我们选择钗达和撒克的匹配问题去完成问题的定义,这里的映射函数受连续性和单调性的限制:恒等映射中出现的误差最多可以是一个像素(即限制八邻域
的平方欧氏距离小于或等于2),用这种方法可以通过选择函数f
1,f
2
作为例子来
形成。
f 1=id,f
2
(x)=step(x):=
⎩
⎨
⎧
.2
,
)
10
(
,2
,0
>
≤
⋅x
G
x
M
M
3.降低3-SAT
3-SAT是一个非常著名的NP完全问题(加里和约翰逊,1997),在这一问题里,3-SAT定义如下:
例如:收集条款C={C
1,···,C
K
},一组变量X={x
1
, (x)
L
},这样
每个C由3个常量构成,每个文字是一个变量或一个常量。
问题:有一个X的真值,它满足每个c
k
,k=1,···K?
对应3-SAT例子的图D(&)的独立性定义为偶图,它的独立集是由一套条款
和设置的变量X构成。
两定点c
k 和x
1
相邻,当且仅当c
k
涉及x
1
或
-
x
L。
给定任何3-SAT公式Ф,我们将展示在多项式l(Ф)=(A(Ф),B(Ф))里如何构建一个相当于图像匹配问题。

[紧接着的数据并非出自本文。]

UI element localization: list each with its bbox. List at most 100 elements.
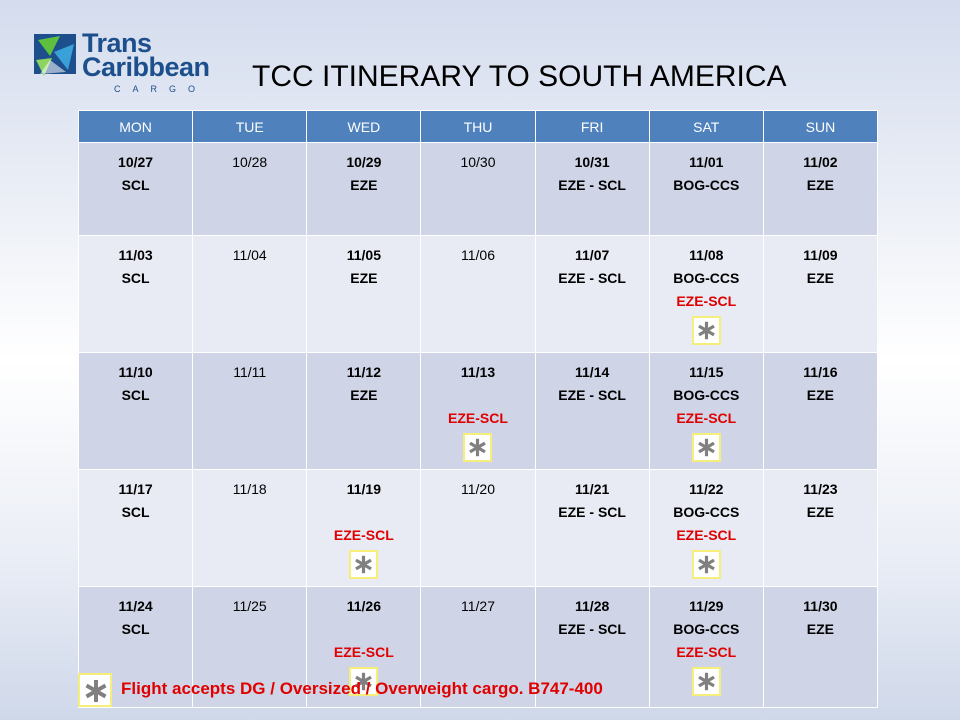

l(Ф)的这两个图像相似按成本功能(i.e.f:c(A(Ф),B(Ф),f)≤0),当公式Ф满足时,我们使用一下步骤从3-SAT中实现减少:
·从公式Ф,我们构建了图D(Ф)的独立性。
·图D(Ф)的独立性绘制在平面上。
·D(Ф)绘制的精致取决于对&逻辑行为的描绘,产生(A(Ф),B(Ф))两个图像。

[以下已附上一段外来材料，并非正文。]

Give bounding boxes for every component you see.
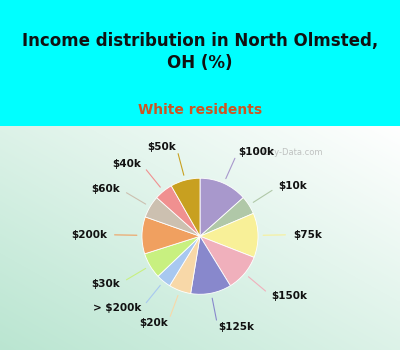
- Wedge shape: [157, 186, 200, 236]
- Text: > $200k: > $200k: [93, 303, 142, 314]
- Text: $30k: $30k: [91, 279, 120, 288]
- Text: White residents: White residents: [138, 103, 262, 117]
- Text: $75k: $75k: [293, 230, 322, 240]
- Text: $50k: $50k: [148, 141, 176, 152]
- Wedge shape: [145, 236, 200, 276]
- Text: $10k: $10k: [278, 181, 307, 191]
- Text: $125k: $125k: [218, 322, 254, 332]
- Text: $20k: $20k: [139, 318, 168, 328]
- Wedge shape: [191, 236, 230, 294]
- Wedge shape: [171, 178, 200, 236]
- Text: $40k: $40k: [113, 159, 142, 169]
- Wedge shape: [200, 198, 253, 236]
- Wedge shape: [200, 214, 258, 257]
- Text: $150k: $150k: [271, 291, 307, 301]
- Wedge shape: [200, 236, 254, 286]
- Wedge shape: [158, 236, 200, 286]
- Wedge shape: [142, 217, 200, 254]
- Text: Income distribution in North Olmsted,
OH (%): Income distribution in North Olmsted, OH…: [22, 32, 378, 72]
- Wedge shape: [145, 198, 200, 236]
- Wedge shape: [200, 178, 243, 236]
- Text: $100k: $100k: [238, 147, 274, 156]
- Text: $200k: $200k: [71, 230, 107, 240]
- Text: $60k: $60k: [91, 184, 120, 194]
- Wedge shape: [170, 236, 200, 294]
- Text: ⊙ City-Data.com: ⊙ City-Data.com: [253, 148, 323, 158]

为此,我们使用三种类型的组成部分:一个部分代表变量Ф,一个部分代表条款Ф,以及组件作为前两个类型的接口。
在我们给予正式的减少之前,我们介绍这些组件。
3.1基本组件
为了从3-SAT中减少,我们需要从我们即将建设的实例图像匹配中拿出五个组件,在3-DNF中给出一个布尔公式。
对应各自的图,五组件是在图形描绘中所需要建设的块,随后将被连接,即表示连接器,插口,变量和条款。
连接器代表边缘有两种:直连接器和角连接器。
每个组件由两部分组成,一个图像A 和一个图像B,在图像中白像素被认为是背景颜色。
下面,我们将用指示方向位移的箭头描述可能的映射(如像素的周围位移是。